This function allows users to (i) generate md5 checksums on files that have been copied/download/transferred and (ii) check that these match with md5 checksums generated on the original files.

md5_check(file_paths, original_md5, column_to_join_by)

Arguments

file_paths

a data.frame or tibble object with the following two columns:

  • file_path: full file path for files for which md5s should be generated

  • file_name: file name, which should match the file name in the original_md5 dataframe.

original_md5

a data.frame or tibble object, with md5 checksums from the original files.
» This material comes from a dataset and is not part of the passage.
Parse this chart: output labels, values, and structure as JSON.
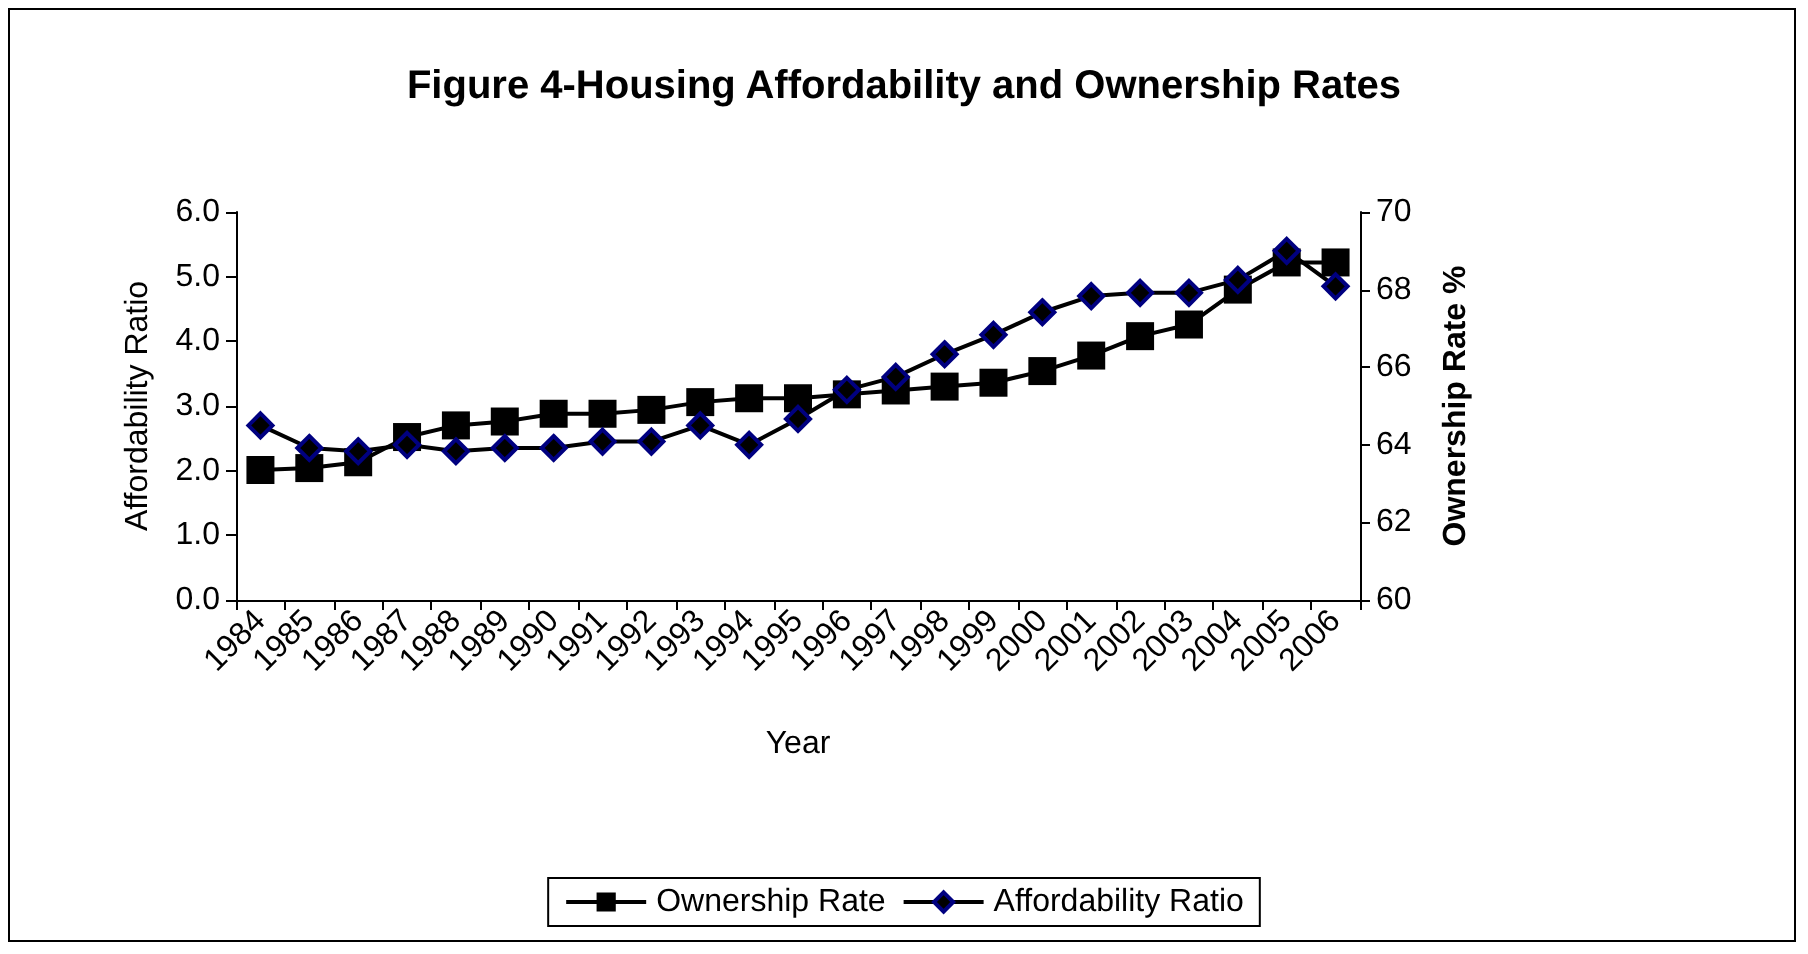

Should include two columns:

  • file_name: file name

  • original_md5: md5 checksum

column_to_join_by

character() vector, indicating the name of the column in the dataframe supplied to the argument original_md5, which will be used to join original and transfer md5 dataframes.

Value

a tibble object with the following columns:

  • file_path: full file path for files for which md5s were generated

  • file_name: file name

  • original_md5: original md5 checksum

  • new_md5: generated md5 checksum

  • same_md5: contains values TRUE/FALSE; FALSE if md5 checksums do not match, and TRUE if they match.

Examples

file_path <- system.file( "testdata", package = "rutils", mustWork = TRUE ) original_md5 <- readr::read_delim( file.path(file_path, "md5_test_data.txt"), delim = "\t" )
#> #> ── Column specification ──────────────────────────────────────────────────────── #> cols( #> file_name = col_character(), #> original_md5 = col_character() #> )
file_paths <- tibble::tibble( file_path = list.files( file_path, pattern = "over.chain", full.names = TRUE ) ) %>% dplyr::mutate( file_name = basename(file_path) ) md5_df <- md5_check( file_paths = file_paths, original_md5 = original_md5, column_to_join_by = "file_name" ) md5_df
#> # A tibble: 0 x 5 #> # … with 5 variables: file_path <chr>, file_name <chr>, original_md5 <chr>, #> # new_md5 <chr>, same_md5 <lgl>
print("All check sums match between files?")
#> [1] "All check sums match between files?"
all(md5_df$same_md5)
#> [1] TRUE